Show Abstract | Download Original | Original Source | Check in Google Scholar | Full PDF (461.216 KB) | DOI: 10.14710/jai.v1i1.6022

Abstract

Latar belakang: Nyeri menyebabkan peningkatan hormon glukokortikoid yang memperlama penyembuhan luka. Transmisi nyeri dapat dihambat dengan obat anestesi lokal levobupivakain. Terapi ini akan mengurangi supresi imunitas seluler sehingga fungsi makrofag dalam membantu aktifasi sel T tidak terhambat.
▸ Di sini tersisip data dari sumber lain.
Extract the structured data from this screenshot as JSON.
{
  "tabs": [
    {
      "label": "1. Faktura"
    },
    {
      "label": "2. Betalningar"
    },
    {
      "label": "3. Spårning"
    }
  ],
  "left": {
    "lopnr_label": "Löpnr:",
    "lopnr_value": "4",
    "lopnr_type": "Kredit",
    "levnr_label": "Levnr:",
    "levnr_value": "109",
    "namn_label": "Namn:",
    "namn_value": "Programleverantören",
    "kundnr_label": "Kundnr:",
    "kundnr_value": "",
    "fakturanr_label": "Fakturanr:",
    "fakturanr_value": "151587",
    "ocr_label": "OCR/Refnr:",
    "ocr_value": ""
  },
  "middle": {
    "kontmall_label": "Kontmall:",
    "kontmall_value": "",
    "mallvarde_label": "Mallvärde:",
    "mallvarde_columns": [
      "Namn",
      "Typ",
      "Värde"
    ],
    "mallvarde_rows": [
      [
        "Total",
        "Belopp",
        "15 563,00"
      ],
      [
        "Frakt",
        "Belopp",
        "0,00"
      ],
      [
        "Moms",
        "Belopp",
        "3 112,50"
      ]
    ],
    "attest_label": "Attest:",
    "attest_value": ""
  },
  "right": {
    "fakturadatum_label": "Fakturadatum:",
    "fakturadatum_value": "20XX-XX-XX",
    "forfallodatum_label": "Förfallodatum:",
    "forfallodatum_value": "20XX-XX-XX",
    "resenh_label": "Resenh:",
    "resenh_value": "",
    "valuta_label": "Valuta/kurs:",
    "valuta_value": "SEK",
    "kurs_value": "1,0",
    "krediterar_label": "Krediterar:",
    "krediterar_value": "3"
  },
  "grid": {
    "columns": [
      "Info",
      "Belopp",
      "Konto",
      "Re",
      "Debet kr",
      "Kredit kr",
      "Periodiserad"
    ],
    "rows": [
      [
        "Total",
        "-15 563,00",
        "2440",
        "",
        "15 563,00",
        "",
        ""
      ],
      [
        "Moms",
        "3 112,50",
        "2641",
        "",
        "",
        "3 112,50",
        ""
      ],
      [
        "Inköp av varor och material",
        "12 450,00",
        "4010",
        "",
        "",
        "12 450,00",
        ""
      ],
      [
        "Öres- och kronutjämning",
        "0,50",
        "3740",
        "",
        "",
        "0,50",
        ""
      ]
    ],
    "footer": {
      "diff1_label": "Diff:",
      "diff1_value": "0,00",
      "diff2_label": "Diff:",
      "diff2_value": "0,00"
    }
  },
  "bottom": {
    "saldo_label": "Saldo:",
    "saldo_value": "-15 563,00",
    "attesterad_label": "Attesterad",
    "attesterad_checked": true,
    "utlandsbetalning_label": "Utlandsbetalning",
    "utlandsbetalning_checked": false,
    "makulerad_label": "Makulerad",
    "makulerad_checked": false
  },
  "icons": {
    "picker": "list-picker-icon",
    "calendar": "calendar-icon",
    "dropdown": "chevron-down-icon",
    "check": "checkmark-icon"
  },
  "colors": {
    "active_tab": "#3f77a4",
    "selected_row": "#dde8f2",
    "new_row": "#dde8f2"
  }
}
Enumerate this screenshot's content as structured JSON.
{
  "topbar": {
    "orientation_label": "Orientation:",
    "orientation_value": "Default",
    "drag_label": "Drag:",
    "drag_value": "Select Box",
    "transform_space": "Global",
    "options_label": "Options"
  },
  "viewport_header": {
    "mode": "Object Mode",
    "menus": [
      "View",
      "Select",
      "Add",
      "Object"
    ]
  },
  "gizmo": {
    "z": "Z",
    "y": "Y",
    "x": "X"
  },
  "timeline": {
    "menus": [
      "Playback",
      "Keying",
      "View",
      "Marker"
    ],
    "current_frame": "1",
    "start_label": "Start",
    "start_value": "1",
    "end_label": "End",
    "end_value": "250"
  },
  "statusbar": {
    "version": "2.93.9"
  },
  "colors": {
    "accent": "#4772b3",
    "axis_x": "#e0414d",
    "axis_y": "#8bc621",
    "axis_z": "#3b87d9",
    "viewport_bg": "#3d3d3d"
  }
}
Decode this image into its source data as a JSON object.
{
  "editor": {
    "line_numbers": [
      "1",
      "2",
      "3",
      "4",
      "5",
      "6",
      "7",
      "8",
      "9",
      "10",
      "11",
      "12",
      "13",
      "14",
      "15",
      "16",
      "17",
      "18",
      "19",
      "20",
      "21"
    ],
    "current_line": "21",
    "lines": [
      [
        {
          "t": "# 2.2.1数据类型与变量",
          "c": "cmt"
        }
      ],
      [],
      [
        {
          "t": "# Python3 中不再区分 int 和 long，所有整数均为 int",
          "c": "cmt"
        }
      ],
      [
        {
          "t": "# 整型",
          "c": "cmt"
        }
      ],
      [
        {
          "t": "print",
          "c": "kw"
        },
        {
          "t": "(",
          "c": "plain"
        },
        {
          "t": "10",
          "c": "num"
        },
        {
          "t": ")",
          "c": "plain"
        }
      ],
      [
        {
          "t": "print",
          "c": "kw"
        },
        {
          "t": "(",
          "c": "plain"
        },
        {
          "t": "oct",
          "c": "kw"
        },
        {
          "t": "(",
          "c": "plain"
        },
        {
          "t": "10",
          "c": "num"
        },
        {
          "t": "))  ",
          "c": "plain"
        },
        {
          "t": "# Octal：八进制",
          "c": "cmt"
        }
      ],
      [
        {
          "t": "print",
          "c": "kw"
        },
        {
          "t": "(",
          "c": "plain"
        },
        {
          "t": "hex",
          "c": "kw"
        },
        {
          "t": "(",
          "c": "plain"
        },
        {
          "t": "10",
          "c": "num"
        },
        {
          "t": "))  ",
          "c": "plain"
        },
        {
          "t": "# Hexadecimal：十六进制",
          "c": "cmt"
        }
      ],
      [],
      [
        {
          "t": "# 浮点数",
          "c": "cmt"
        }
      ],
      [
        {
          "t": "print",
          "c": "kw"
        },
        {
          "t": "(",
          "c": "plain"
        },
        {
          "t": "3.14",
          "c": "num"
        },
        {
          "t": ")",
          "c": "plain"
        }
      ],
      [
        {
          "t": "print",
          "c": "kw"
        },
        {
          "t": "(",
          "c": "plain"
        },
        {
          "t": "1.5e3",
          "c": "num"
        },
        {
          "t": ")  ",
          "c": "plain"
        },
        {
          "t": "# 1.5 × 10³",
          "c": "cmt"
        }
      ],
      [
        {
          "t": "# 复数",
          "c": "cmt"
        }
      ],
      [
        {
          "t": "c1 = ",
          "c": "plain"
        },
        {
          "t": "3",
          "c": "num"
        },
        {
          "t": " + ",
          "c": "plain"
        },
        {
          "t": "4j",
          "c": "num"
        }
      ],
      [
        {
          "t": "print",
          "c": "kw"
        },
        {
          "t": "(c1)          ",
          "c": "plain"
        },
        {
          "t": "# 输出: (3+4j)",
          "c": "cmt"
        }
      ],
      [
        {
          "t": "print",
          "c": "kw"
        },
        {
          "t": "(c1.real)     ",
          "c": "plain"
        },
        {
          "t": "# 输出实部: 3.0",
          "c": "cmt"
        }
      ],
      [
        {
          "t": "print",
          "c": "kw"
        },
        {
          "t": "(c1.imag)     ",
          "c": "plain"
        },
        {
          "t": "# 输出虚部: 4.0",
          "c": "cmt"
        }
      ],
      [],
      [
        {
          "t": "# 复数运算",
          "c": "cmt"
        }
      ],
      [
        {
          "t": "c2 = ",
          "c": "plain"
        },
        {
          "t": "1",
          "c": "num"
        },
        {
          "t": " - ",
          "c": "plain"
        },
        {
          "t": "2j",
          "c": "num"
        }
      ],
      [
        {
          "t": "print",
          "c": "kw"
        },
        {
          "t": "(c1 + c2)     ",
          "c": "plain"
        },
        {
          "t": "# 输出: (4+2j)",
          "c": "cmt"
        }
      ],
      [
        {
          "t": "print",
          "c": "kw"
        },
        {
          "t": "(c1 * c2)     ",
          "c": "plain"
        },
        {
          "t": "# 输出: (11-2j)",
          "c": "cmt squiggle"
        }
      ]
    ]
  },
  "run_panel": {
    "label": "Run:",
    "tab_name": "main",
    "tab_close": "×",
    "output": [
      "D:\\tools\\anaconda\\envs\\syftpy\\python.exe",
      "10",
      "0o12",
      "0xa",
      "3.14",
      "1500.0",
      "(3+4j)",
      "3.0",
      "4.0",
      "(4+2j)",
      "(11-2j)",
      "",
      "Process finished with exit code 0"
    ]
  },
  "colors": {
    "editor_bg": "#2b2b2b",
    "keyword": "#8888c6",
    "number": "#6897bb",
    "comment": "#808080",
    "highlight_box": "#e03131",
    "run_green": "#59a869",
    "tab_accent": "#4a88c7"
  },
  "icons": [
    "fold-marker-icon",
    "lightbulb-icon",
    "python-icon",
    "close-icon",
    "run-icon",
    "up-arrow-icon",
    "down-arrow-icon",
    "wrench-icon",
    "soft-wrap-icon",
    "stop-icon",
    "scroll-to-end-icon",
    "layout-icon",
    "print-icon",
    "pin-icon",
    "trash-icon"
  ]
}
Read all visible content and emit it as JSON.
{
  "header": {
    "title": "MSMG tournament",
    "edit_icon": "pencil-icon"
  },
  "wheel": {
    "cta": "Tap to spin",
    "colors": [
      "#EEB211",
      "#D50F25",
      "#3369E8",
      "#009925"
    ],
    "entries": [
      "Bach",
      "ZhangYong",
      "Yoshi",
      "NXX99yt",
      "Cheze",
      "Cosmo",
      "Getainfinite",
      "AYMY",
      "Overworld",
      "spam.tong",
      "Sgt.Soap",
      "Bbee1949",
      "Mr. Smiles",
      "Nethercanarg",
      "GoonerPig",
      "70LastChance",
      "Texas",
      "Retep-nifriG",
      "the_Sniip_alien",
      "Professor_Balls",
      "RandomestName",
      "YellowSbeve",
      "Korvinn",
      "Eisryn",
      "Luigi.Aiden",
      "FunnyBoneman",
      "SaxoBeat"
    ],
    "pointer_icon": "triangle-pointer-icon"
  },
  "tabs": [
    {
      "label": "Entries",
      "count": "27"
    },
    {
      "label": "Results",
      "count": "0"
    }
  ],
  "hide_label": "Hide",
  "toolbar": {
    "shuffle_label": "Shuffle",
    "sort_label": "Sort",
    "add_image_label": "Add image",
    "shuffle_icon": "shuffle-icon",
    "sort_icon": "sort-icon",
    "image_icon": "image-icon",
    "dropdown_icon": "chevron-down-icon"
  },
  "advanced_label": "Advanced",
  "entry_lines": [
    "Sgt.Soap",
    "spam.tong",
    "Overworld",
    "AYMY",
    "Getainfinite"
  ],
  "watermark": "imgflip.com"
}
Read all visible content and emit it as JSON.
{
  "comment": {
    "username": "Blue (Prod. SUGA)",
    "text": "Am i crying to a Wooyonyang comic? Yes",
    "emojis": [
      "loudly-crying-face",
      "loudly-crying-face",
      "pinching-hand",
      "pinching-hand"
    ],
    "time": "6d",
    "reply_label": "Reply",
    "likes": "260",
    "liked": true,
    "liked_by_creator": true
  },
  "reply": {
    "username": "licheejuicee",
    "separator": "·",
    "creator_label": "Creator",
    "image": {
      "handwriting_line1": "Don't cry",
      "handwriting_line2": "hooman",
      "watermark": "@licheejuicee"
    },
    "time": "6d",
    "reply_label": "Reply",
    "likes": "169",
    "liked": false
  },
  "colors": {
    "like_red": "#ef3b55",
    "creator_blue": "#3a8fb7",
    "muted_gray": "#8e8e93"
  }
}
Aktifasi sel T ini diduga akan meningkatkan sekresi IL-10.Tujuan: Membandingkan sekresi IL-10 di jaringan sekitar luka dengan dan tanpa infiltrasi levobupivakain.Metode: Eksperimental laboratorik dengan desain Randomized Post test only control group design, pada tiga puluh lima ekor tikus Wistar. Kelompok penelitian dibagi menjadi tiga kelompok secara acak, Kelompok Kontrol (K) 5 ekor, Perlakuan 1 (P1) dan Perlakuan 2 (P2) masing -masing lima belas ekor. Kelompok Kontrol, tikus tanpa insisi dan tanpa infiltrasi. Kelompok P1, tikus yang dilakukan insisi 2 cm, tanpa diberikan infiltrasi levobupivakain. Kelompok P2, tikus yang dilakukan insisi 2 cm, diberikan infiltrasi levobupivakain tiap 8 jam selama 24 jam. Ekspresi IL -10 di sekitar luka insisi dinilai dengan skor histologi dari preparat dengan menggunakan pengecatan imunohistokimia, yang diambil dari biopsi jaringan pada hari ke 1, 2, dan 3. Metode perhitungan statistik menggunakan Kruskal Wallis Test dilanjutkan Mann Whitney Test.Hasil: Hasil penelitian menunjukkan pada jaringan insisi rerata skor histologi IL -10 pada kelompok levobupivakain lebih tinggi (5.36 ± 1.25) dibanding kelompok tanpa levobupivakain (3.00 ± 2.11) pada hari ke dua. Perhitungan statistik antara kedua kelompok tanpa levobupivakain dan dengan kelompok levobupivakain berbeda bermakna (p=0,023 ; p<0,05).Kesimpulan: Sekresi IL-10 di jaringan sekitar luka dengan infiltrasi levobupivakain lebih tinggi dibanding tanpa levobupivakain.